Eduardo Moreira, empresário e ex-banqueiro de investimentos, é taxativo ao dizer que a tendência do mercado é de apostar na piora do cenário econômico. “O que se vê é populismo ao extremo, com interesses eleitoreiros, apoiado pelo Centrão. Todos vão pedir um pouquinho. Daqui em diante, tudo vai depender de quanto tempo Guedes vai ficar e de quem vai assumir o lugar dele. Será que alguém com credibilidade aceitaria a tarefa?”, indagou.

Gil Castello Branco, secretário-geral da Associação Contas Abertas, lembrou que agentes econômicos esperam previsibilidade, estabilidade, planejamento e responsabilidade fiscal. “A irresponsabilidade fiscal tem perna curta. O rombo no teto não objetiva, apenas, ampliar um programa social. Às vésperas do ano eleitoral, virão gastos políticos, inclusive as malfadadas e bilionárias emendas de relator”, criticou.

Para o economista Helio Zylberstajn, da Fundação Instituto de Pesquisas EconômicasAdicionar (Fipe), “furar o teto dos gastos significa perda de credibilidade, instabilidades no câmbio, aumento da dívida pública e dos juros. E mais sofrimento para a população”.

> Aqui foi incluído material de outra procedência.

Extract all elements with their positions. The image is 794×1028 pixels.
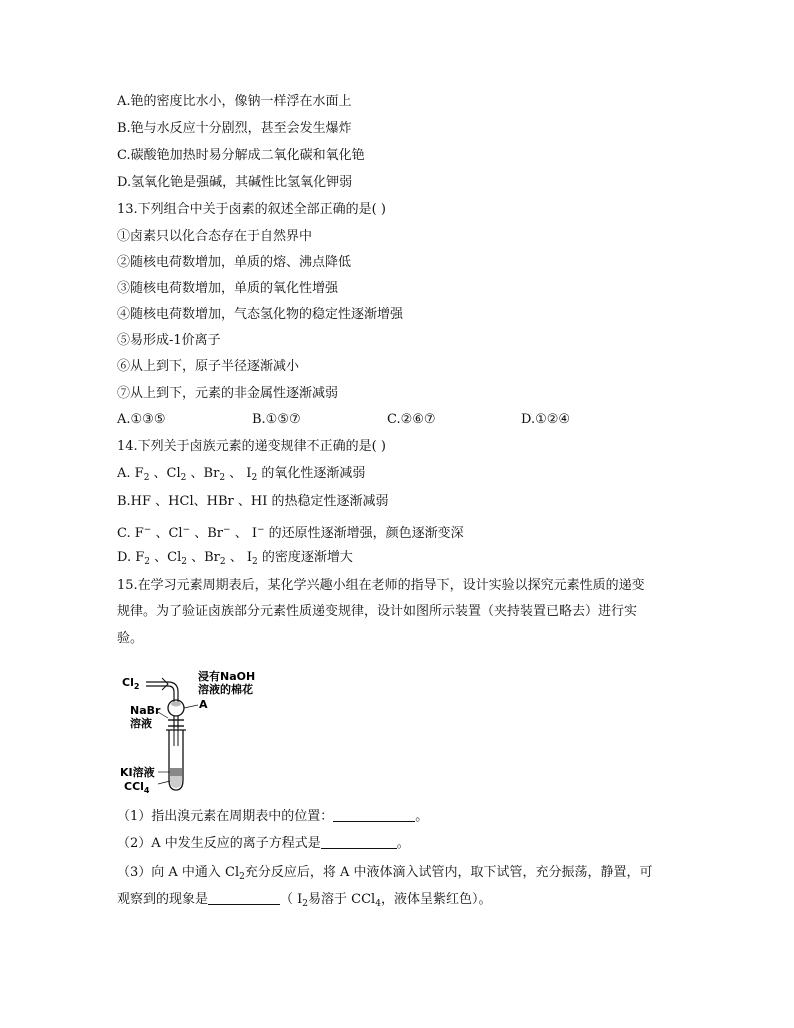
q12-option-c: C.碳酸铯加热时易分解成二氧化碳和氧化铯 xyxy=(117,148,365,163)
q15-sub1: （1）指出溴元素在周期表中的位置： 。 xyxy=(117,809,429,824)
q13-choice-b: B.①⑤⑦ xyxy=(252,412,301,427)
q13-stem: 13.下列组合中关于卤素的叙述全部正确的是( ) xyxy=(117,202,386,217)
answer-blank-3[interactable] xyxy=(208,891,280,905)
q13-choice-d: D.①②④ xyxy=(521,412,571,427)
q14-option-d: D. $F_2$ 、$Cl_2$ 、$Br_2$ 、 $I_2$ 的密度逐渐增大 xyxy=(117,550,353,567)
q13-choice-c: C.②⑥⑦ xyxy=(387,412,436,427)
q15-stem-line2: 规律。为了验证卤族部分元素性质递变规律，设计如图所示装置（夹持装置已略去）进行实 xyxy=(117,604,638,619)
answer-blank-1[interactable] xyxy=(333,808,415,822)
q14-option-a: A. $F_2$ 、$Cl_2$ 、$Br_2$ 、 $I_2$ 的氧化性逐渐减弱 xyxy=(117,466,366,483)
q13-item-2: ②随核电荷数增加，单质的熔、沸点降低 xyxy=(117,255,352,270)
apparatus-diagram xyxy=(120,668,270,796)
q14-option-c: C. F− 、Cl− 、Br− 、 I− 的还原性逐渐增强，颜色逐渐变深 xyxy=(117,525,464,541)
q13-item-3: ③随核电荷数增加，单质的氧化性增强 xyxy=(117,281,339,296)
q13-item-1: ①卤素只以化合态存在于自然界中 xyxy=(117,229,313,244)
cotton-label-line2: 溶液的棉花 xyxy=(198,683,253,696)
nabr-label-line1: NaBr xyxy=(130,704,161,717)
answer-blank-2[interactable] xyxy=(321,835,397,849)
q13-item-7: ⑦从上到下，元素的非金属性逐渐减弱 xyxy=(117,386,339,401)
ki-label: KI溶液 xyxy=(120,766,155,779)
q15-stem-line1: 15.在学习元素周期表后，某化学兴趣小组在老师的指导下，设计实验以探究元素性质的递变 xyxy=(117,578,645,593)
cotton-label-line1: 浸有NaOH xyxy=(198,670,256,683)
q15-sub3-line1: （3）向 A 中通入 $Cl_2$充分反应后，将 A 中液体滴入试管内，取下试管，充分振荡，静置，可 xyxy=(117,865,653,882)
q15-sub3-line2: 观察到的现象是 （ $I_2$易溶于 CCl$_4$，液体呈紫红色）。 xyxy=(117,892,492,909)
q12-option-d: D.氢氧化铯是强碱，其碱性比氢氧化钾弱 xyxy=(117,175,353,190)
cl2-label: $Cl_2$ xyxy=(122,676,140,691)
q15-sub2: （2）A 中发生反应的离子方程式是 。 xyxy=(117,836,410,851)
q13-choice-a: A.①③⑤ xyxy=(117,412,166,427)
q14-stem: 14.下列关于卤族元素的递变规律不正确的是( ) xyxy=(117,439,386,454)
apparatus-figure xyxy=(120,668,270,796)
q14-option-b: B.HF 、HCl、HBr 、HI 的热稳定性逐渐减弱 xyxy=(117,494,389,509)
q13-item-5: ⑤易形成-1价离子 xyxy=(117,333,221,348)
q15-stem-line3: 验。 xyxy=(117,631,144,646)
q13-item-4: ④随核电荷数增加，气态氢化物的稳定性逐渐增强 xyxy=(117,307,404,322)
q13-item-6: ⑥从上到下，原子半径逐渐减小 xyxy=(117,359,300,374)
ccl4-label: CCl$_4$ xyxy=(124,780,150,795)
nabr-label-line2: 溶液 xyxy=(130,717,152,730)
q12-option-b: B.铯与水反应十分剧烈，甚至会发生爆炸 xyxy=(117,121,352,136)
a-label: A xyxy=(199,698,208,711)
q12-option-a: A.铯的密度比水小，像钠一样浮在水面上 xyxy=(117,94,352,109)
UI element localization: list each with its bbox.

Da mesma forma, o economista Roberto Ellery, professor da Universidade Federal de Brasília (UnB), prevê dias difíceis. “A situação da economia, que já estava ruim, tende a piorar com o desmonte do teto”, afirma. Na avaliação dele, o que poderá trazer algum alívio é a proposta da reforma do Imposto de Renda (IR). A calmaria, no entanto, será temporária. “A aprovação da reforma do IR pode colocar uma fonte de recursos, mas não resolve o problema do teto”, afirma Ellery. Porém, o PL 2337/21, que reforma do IR, deverá ser votado somente no próximo ano, segundo o relator, senador Angelo Coronel (PSD-BA).